Fort Lauderdale police chief fired over minority-first practices in hiring and promotions, report says
Scirotto was sworn-in as police chief in mid-August, and the city had hired a law firm by November to investigate complaints of discrimination before he was fired on Thursday, according to a copy of the law firm's report obtained by CNN.
Scirotto told CNN Saturday the report that triggered his termination from the department was "vague on the facts," and was largely based on hearsay.
The investigation concluded that during his time as police chief, Scirotto implemented an approach to hiring and promotion that was unfairly focused on minority candidates.
The report said Scirotto once pointed to a conference room wall displaying photos of the department's command staff and stated, "that wall is too white," and "I'm gonna change that."
Scirotto told CNN he promoted 15 people from August to November, and of that group, six were ethnic or gender minorities selected for promotions based on their merit.
"None of them were promoted because they were in a protected class," he said. "They were promoted because they were the best candidates."
Scirotto said he has obtained legal counsel and is planning on filing a wrongful termination lawsuit against the city.
"If promoting diversity is the hill I'm going to die on, I will sleep well tonight," he said. "I won't allow them to tarnish my reputation.
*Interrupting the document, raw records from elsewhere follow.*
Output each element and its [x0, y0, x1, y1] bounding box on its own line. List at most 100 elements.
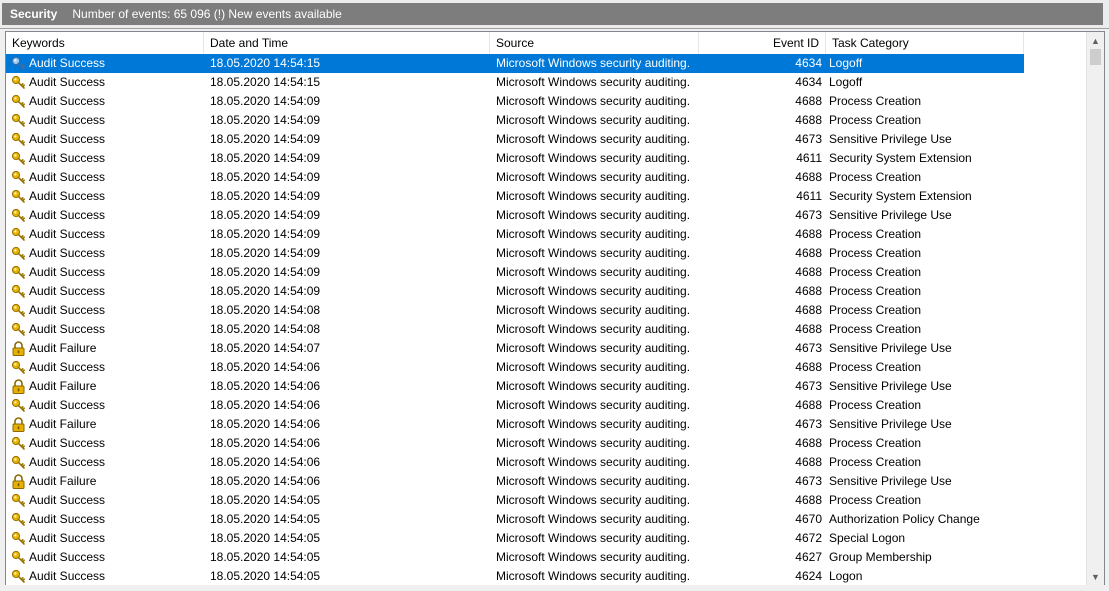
keyword-text: Audit Success — [29, 550, 106, 564]
column-header-task-category[interactable]: Task Category — [826, 32, 1024, 54]
keyword-cell: Audit Success — [6, 396, 204, 415]
event-row[interactable]: Audit Success 18.05.2020 14:54:06 Microsof… — [6, 396, 1024, 415]
event-row[interactable]: Audit Success 18.05.2020 14:54:06 Microsof… — [6, 453, 1024, 472]
task-category-cell: Process Creation — [829, 436, 922, 450]
scrollbar-thumb[interactable] — [1090, 49, 1101, 65]
source-cell: Microsoft Windows security auditing. — [496, 550, 691, 564]
column-header-event-id[interactable]: Event ID — [699, 32, 826, 54]
keyword-text: Audit Success — [29, 284, 106, 298]
task-category-cell: Process Creation — [829, 265, 922, 279]
datetime-cell: 18.05.2020 14:54:09 — [210, 208, 321, 222]
event-row[interactable]: Audit Success 18.05.2020 14:54:05 Microsof… — [6, 548, 1024, 567]
keyword-text: Audit Success — [29, 189, 106, 203]
event-row[interactable]: Audit Success 18.05.2020 14:54:06 Microsof… — [6, 434, 1024, 453]
keyword-cell: Audit Failure — [6, 339, 204, 358]
event-row[interactable]: Audit Success 18.05.2020 14:54:09 Microsof… — [6, 187, 1024, 206]
event-row[interactable]: Audit Success 18.05.2020 14:54:06 Microsof… — [6, 358, 1024, 377]
event-row[interactable]: Audit Success 18.05.2020 14:54:05 Microsof… — [6, 510, 1024, 529]
keyword-cell: Audit Success — [6, 54, 204, 73]
event-row[interactable]: Audit Success 18.05.2020 14:54:09 Microsof… — [6, 130, 1024, 149]
datetime-cell: 18.05.2020 14:54:08 — [210, 322, 321, 336]
log-title: Security — [10, 7, 58, 21]
event-id-cell: 4688 — [795, 246, 822, 260]
event-row[interactable]: Audit Success 18.05.2020 14:54:09 Microsof… — [6, 206, 1024, 225]
task-category-cell: Security System Extension — [829, 189, 972, 203]
event-row[interactable]: Audit Failure 18.05.2020 14:54:06 Microsof… — [6, 472, 1024, 491]
source-cell: Microsoft Windows security auditing. — [496, 493, 691, 507]
keyword-text: Audit Success — [29, 531, 106, 545]
padlock-icon — [11, 341, 26, 356]
datetime-cell: 18.05.2020 14:54:05 — [210, 493, 321, 507]
event-row[interactable]: Audit Success 18.05.2020 14:54:09 Microsof… — [6, 263, 1024, 282]
key-icon — [11, 303, 26, 318]
task-category-cell: Process Creation — [829, 303, 922, 317]
source-cell: Microsoft Windows security auditing. — [496, 208, 691, 222]
event-id-cell: 4673 — [795, 417, 822, 431]
datetime-cell: 18.05.2020 14:54:05 — [210, 512, 321, 526]
keyword-text: Audit Success — [29, 75, 106, 89]
events-panel: Keywords Date and Time Source Event ID T… — [5, 31, 1105, 586]
key-icon — [11, 94, 26, 109]
event-id-cell: 4673 — [795, 132, 822, 146]
keyword-cell: Audit Success — [6, 73, 204, 92]
event-row[interactable]: Audit Failure 18.05.2020 14:54:06 Microsof… — [6, 377, 1024, 396]
event-row[interactable]: Audit Success 18.05.2020 14:54:09 Microsof… — [6, 111, 1024, 130]
event-row[interactable]: Audit Success 18.05.2020 14:54:09 Microsof… — [6, 244, 1024, 263]
event-id-cell: 4688 — [795, 284, 822, 298]
source-cell: Microsoft Windows security auditing. — [496, 455, 691, 469]
scroll-up-arrow-icon[interactable]: ▲ — [1087, 32, 1104, 49]
task-category-cell: Process Creation — [829, 398, 922, 412]
datetime-cell: 18.05.2020 14:54:15 — [210, 56, 321, 70]
key-icon — [11, 56, 26, 71]
keyword-cell: Audit Success — [6, 453, 204, 472]
task-category-cell: Sensitive Privilege Use — [829, 379, 952, 393]
key-icon — [11, 227, 26, 242]
keyword-text: Audit Success — [29, 360, 106, 374]
datetime-cell: 18.05.2020 14:54:09 — [210, 265, 321, 279]
source-cell: Microsoft Windows security auditing. — [496, 189, 691, 203]
event-id-cell: 4688 — [795, 398, 822, 412]
column-header-date-time[interactable]: Date and Time — [204, 32, 490, 54]
event-row[interactable]: Audit Success 18.05.2020 14:54:09 Microsof… — [6, 149, 1024, 168]
scroll-down-arrow-icon[interactable]: ▼ — [1087, 568, 1104, 585]
event-row[interactable]: Audit Success 18.05.2020 14:54:09 Microsof… — [6, 225, 1024, 244]
event-row[interactable]: Audit Success 18.05.2020 14:54:15 Microsof… — [6, 54, 1024, 73]
keyword-text: Audit Success — [29, 113, 106, 127]
keyword-text: Audit Failure — [29, 379, 97, 393]
source-cell: Microsoft Windows security auditing. — [496, 512, 691, 526]
source-cell: Microsoft Windows security auditing. — [496, 531, 691, 545]
event-row[interactable]: Audit Failure 18.05.2020 14:54:06 Microsof… — [6, 415, 1024, 434]
keyword-text: Audit Success — [29, 246, 106, 260]
keyword-cell: Audit Success — [6, 263, 204, 282]
event-id-cell: 4688 — [795, 170, 822, 184]
datetime-cell: 18.05.2020 14:54:09 — [210, 227, 321, 241]
event-row[interactable]: Audit Success 18.05.2020 14:54:08 Microsof… — [6, 320, 1024, 339]
event-row[interactable]: Audit Success 18.05.2020 14:54:15 Microsof… — [6, 73, 1024, 92]
event-row[interactable]: Audit Success 18.05.2020 14:54:09 Microsof… — [6, 92, 1024, 111]
event-row[interactable]: Audit Success 18.05.2020 14:54:09 Microsof… — [6, 282, 1024, 301]
source-cell: Microsoft Windows security auditing. — [496, 398, 691, 412]
event-row[interactable]: Audit Success 18.05.2020 14:54:05 Microsof… — [6, 567, 1024, 585]
column-header-source[interactable]: Source — [490, 32, 699, 54]
event-row[interactable]: Audit Success 18.05.2020 14:54:08 Microsof… — [6, 301, 1024, 320]
event-id-cell: 4627 — [795, 550, 822, 564]
datetime-cell: 18.05.2020 14:54:06 — [210, 436, 321, 450]
keyword-cell: Audit Success — [6, 149, 204, 168]
key-icon — [11, 398, 26, 413]
event-id-cell: 4624 — [795, 569, 822, 583]
column-header-keywords[interactable]: Keywords — [6, 32, 204, 54]
datetime-cell: 18.05.2020 14:54:09 — [210, 113, 321, 127]
source-cell: Microsoft Windows security auditing. — [496, 379, 691, 393]
datetime-cell: 18.05.2020 14:54:06 — [210, 360, 321, 374]
vertical-scrollbar[interactable]: ▲ ▼ — [1086, 32, 1104, 585]
keyword-cell: Audit Failure — [6, 377, 204, 396]
key-icon — [11, 265, 26, 280]
keyword-cell: Audit Success — [6, 510, 204, 529]
event-count-info: Number of events: 65 096 (!) New events … — [72, 7, 342, 21]
event-row[interactable]: Audit Success 18.05.2020 14:54:05 Microsof… — [6, 529, 1024, 548]
keyword-cell: Audit Success — [6, 244, 204, 263]
keyword-cell: Audit Success — [6, 168, 204, 187]
event-row[interactable]: Audit Failure 18.05.2020 14:54:07 Microsof… — [6, 339, 1024, 358]
event-row[interactable]: Audit Success 18.05.2020 14:54:09 Microsof… — [6, 168, 1024, 187]
event-row[interactable]: Audit Success 18.05.2020 14:54:05 Microsof… — [6, 491, 1024, 510]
I won't allow them to tarnish the work that I've done in the 24 years I've been in this profession."
In one example in the report, Scirotto is alleged to have overlooked a White man with 20 years tenure with the department, and instead narrowed the choice between two men of color, and asked, "which one is blacker."
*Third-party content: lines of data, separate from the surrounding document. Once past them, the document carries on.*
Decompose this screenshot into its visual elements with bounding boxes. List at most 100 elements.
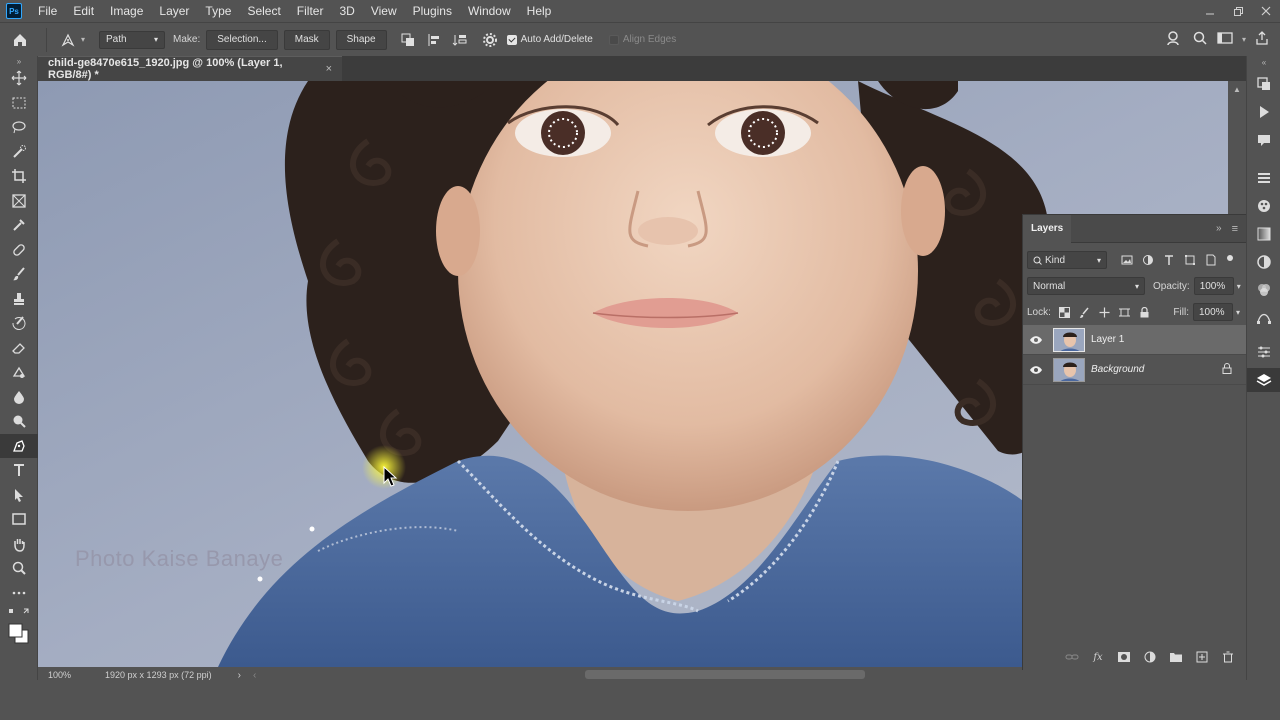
lock-position-icon[interactable]	[1099, 307, 1110, 318]
new-adjustment-layer-icon[interactable]	[1141, 648, 1159, 666]
lasso-tool-icon[interactable]	[0, 115, 38, 140]
lock-transparent-pixels-icon[interactable]	[1058, 306, 1070, 318]
make-shape-button[interactable]: Shape	[335, 29, 387, 50]
channels-panel-icon[interactable]	[1247, 278, 1280, 302]
marquee-tool-icon[interactable]	[0, 91, 38, 116]
path-alignment-icon[interactable]	[423, 29, 445, 51]
menu-window[interactable]: Window	[460, 0, 519, 22]
make-selection-button[interactable]: Selection...	[206, 29, 278, 50]
document-tab[interactable]: child-ge8470e615_1920.jpg @ 100% (Layer …	[38, 56, 342, 81]
add-mask-icon[interactable]	[1115, 648, 1133, 666]
properties-panel-icon[interactable]	[1247, 166, 1280, 190]
pen-tool-preset-icon[interactable]	[57, 29, 79, 51]
type-tool-icon[interactable]	[0, 458, 38, 483]
layers-tab[interactable]: Layers	[1023, 214, 1072, 243]
swap-colors-icon[interactable]	[0, 605, 38, 619]
menu-edit[interactable]: Edit	[65, 0, 102, 22]
blur-tool-icon[interactable]	[0, 385, 38, 410]
scroll-left-icon[interactable]: ‹	[253, 670, 256, 681]
new-group-folder-icon[interactable]	[1167, 648, 1185, 666]
frame-tool-icon[interactable]	[0, 189, 38, 214]
history-panel-icon[interactable]	[1247, 72, 1280, 96]
smart-object-filter-icon[interactable]	[1205, 254, 1217, 266]
adjustment-filter-icon[interactable]	[1142, 254, 1154, 266]
menu-select[interactable]: Select	[239, 0, 288, 22]
chevron-down-icon[interactable]: ▾	[1237, 282, 1241, 291]
layer-row-layer-1[interactable]: Layer 1	[1023, 325, 1246, 355]
align-edges-checkbox[interactable]	[608, 34, 619, 45]
layer-name[interactable]: Layer 1	[1091, 334, 1124, 345]
brush-tool-icon[interactable]	[0, 262, 38, 287]
more-tools-icon[interactable]	[0, 581, 38, 606]
panel-menu-icon[interactable]: ≡	[1232, 223, 1238, 235]
rectangle-tool-icon[interactable]	[0, 507, 38, 532]
libraries-panel-icon[interactable]	[1247, 340, 1280, 364]
gradient-tool-icon[interactable]	[0, 360, 38, 385]
history-brush-tool-icon[interactable]	[0, 311, 38, 336]
workspace-icon[interactable]	[1216, 30, 1234, 49]
restore-icon[interactable]	[1224, 0, 1252, 22]
menu-layer[interactable]: Layer	[151, 0, 197, 22]
menu-view[interactable]: View	[363, 0, 405, 22]
link-layers-icon[interactable]	[1063, 648, 1081, 666]
chevron-down-icon[interactable]: ▾	[81, 35, 85, 44]
menu-plugins[interactable]: Plugins	[405, 0, 460, 22]
dodge-tool-icon[interactable]	[0, 409, 38, 434]
layer-style-fx-icon[interactable]: fx	[1089, 648, 1107, 666]
path-operations-icon[interactable]	[397, 29, 419, 51]
share-icon[interactable]	[1166, 29, 1184, 50]
collapse-icon[interactable]: »	[0, 56, 38, 66]
visibility-eye-icon[interactable]	[1023, 335, 1049, 345]
share-upload-icon[interactable]	[1254, 30, 1270, 49]
new-layer-icon[interactable]	[1193, 648, 1211, 666]
menu-help[interactable]: Help	[519, 0, 560, 22]
shape-filter-icon[interactable]	[1184, 254, 1196, 266]
path-selection-tool-icon[interactable]	[0, 483, 38, 508]
comments-panel-icon[interactable]	[1247, 128, 1280, 152]
scroll-up-icon[interactable]: ▲	[1233, 85, 1241, 94]
zoom-level[interactable]: 100%	[48, 670, 71, 680]
crop-tool-icon[interactable]	[0, 164, 38, 189]
visibility-eye-icon[interactable]	[1023, 365, 1049, 375]
menu-3d[interactable]: 3D	[331, 0, 362, 22]
close-tab-icon[interactable]: ×	[326, 63, 332, 75]
adjustments-panel-icon[interactable]	[1247, 250, 1280, 274]
zoom-tool-icon[interactable]	[0, 556, 38, 581]
close-icon[interactable]	[1252, 0, 1280, 22]
delete-layer-icon[interactable]	[1219, 648, 1237, 666]
menu-image[interactable]: Image	[102, 0, 151, 22]
filter-toggle-icon[interactable]	[1226, 254, 1234, 266]
gear-icon[interactable]	[479, 29, 501, 51]
eyedropper-tool-icon[interactable]	[0, 213, 38, 238]
eraser-tool-icon[interactable]	[0, 336, 38, 361]
pen-tool-icon[interactable]	[0, 433, 38, 458]
home-icon[interactable]	[0, 23, 40, 57]
healing-brush-tool-icon[interactable]	[0, 238, 38, 263]
search-icon[interactable]	[1192, 30, 1208, 49]
layers-panel-icon[interactable]	[1247, 368, 1280, 392]
image-filter-icon[interactable]	[1121, 254, 1133, 266]
color-swatches[interactable]	[0, 619, 38, 649]
chevron-down-icon[interactable]: ▾	[1236, 308, 1240, 317]
auto-add-delete-checkbox[interactable]	[506, 34, 517, 45]
collapse-panels-icon[interactable]: «	[1247, 56, 1280, 68]
layer-row-background[interactable]: Background	[1023, 355, 1246, 385]
path-arrangement-icon[interactable]	[449, 29, 471, 51]
clone-stamp-tool-icon[interactable]	[0, 287, 38, 312]
lock-all-icon[interactable]	[1139, 306, 1150, 318]
tool-mode-select[interactable]: Path ▾	[99, 30, 166, 49]
actions-panel-icon[interactable]	[1247, 100, 1280, 124]
hand-tool-icon[interactable]	[0, 532, 38, 557]
status-expand-icon[interactable]: ›	[238, 670, 241, 681]
gradients-panel-icon[interactable]	[1247, 222, 1280, 246]
fill-input[interactable]: 100%	[1192, 303, 1233, 321]
minimize-icon[interactable]	[1196, 0, 1224, 22]
collapse-panel-icon[interactable]: »	[1216, 223, 1222, 234]
layer-name[interactable]: Background	[1091, 364, 1144, 375]
menu-filter[interactable]: Filter	[289, 0, 332, 22]
paths-panel-icon[interactable]	[1247, 306, 1280, 330]
quick-selection-tool-icon[interactable]	[0, 140, 38, 165]
blend-mode-select[interactable]: Normal ▾	[1027, 277, 1145, 295]
make-mask-button[interactable]: Mask	[283, 29, 330, 50]
menu-type[interactable]: Type	[197, 0, 239, 22]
When asked about his approach to promotions, Scirotto told investigators he was going to "consider diversity at every opportunity," and he had to be "intentional" in his decision-making process.
Scirotto denied asking which candidate was "blacker" when deciding on the promotion, but admitted to making comments about the wall being "too white," because he felt it was not reflective of the community, according to the report.
"He said the context of the comment is built around 'how do I convince the community that we are an inclusive and diverse organization if this wall is so white?'" the report said.
In total, 21 witnesses, including the chief, gave a consistent narrative to investigators about Scirotto's hiring and promotion practices, the report reads. The investigation also concluded "almost every witness was dissatisfied," with Scirotto's approach to promotions, and "most believed that Chief Scirotto made clear his intention to promote based on race, gender or sexual orientation."
"Some believed it was about time changes were made, but stated if promotions were based on things such as race it would even hurt or undermine the people promoted," the report said.
The city ultimately decided to cut ties with Scirotto, who did not have a contract with the city and will not be receiving a severance, city spokesperson Stephen Gollan told CNN.
"Following a thorough and extensive investigation of employee complaints at the Fort Lauderdale Police Department, City Manager Chris Lagerbloom, has determined that it is in the City's best interest to separate employment with Larry Scirotto," the city said in a statement dated March 3.
The city's police department is now under the leadership of Acting Chief Luis Alvarez, the city said, and the selection process for a new chief is underway.
Speaking to CNN affiliate WFOR, Scirotto said the investigation was "built on hearsay," and lacked testimony, transcript and audio.
Scirotto also provided WFOR with what he said was context for his comments about the wall being "too white."
"The bottom row had several white males and one white female. And we're talking in conversation as it relates to our community and the expectation of a diverse and inclusive organization. And how do I purport we have that when the entire bottom row are white men?" Scirotto told WFOR.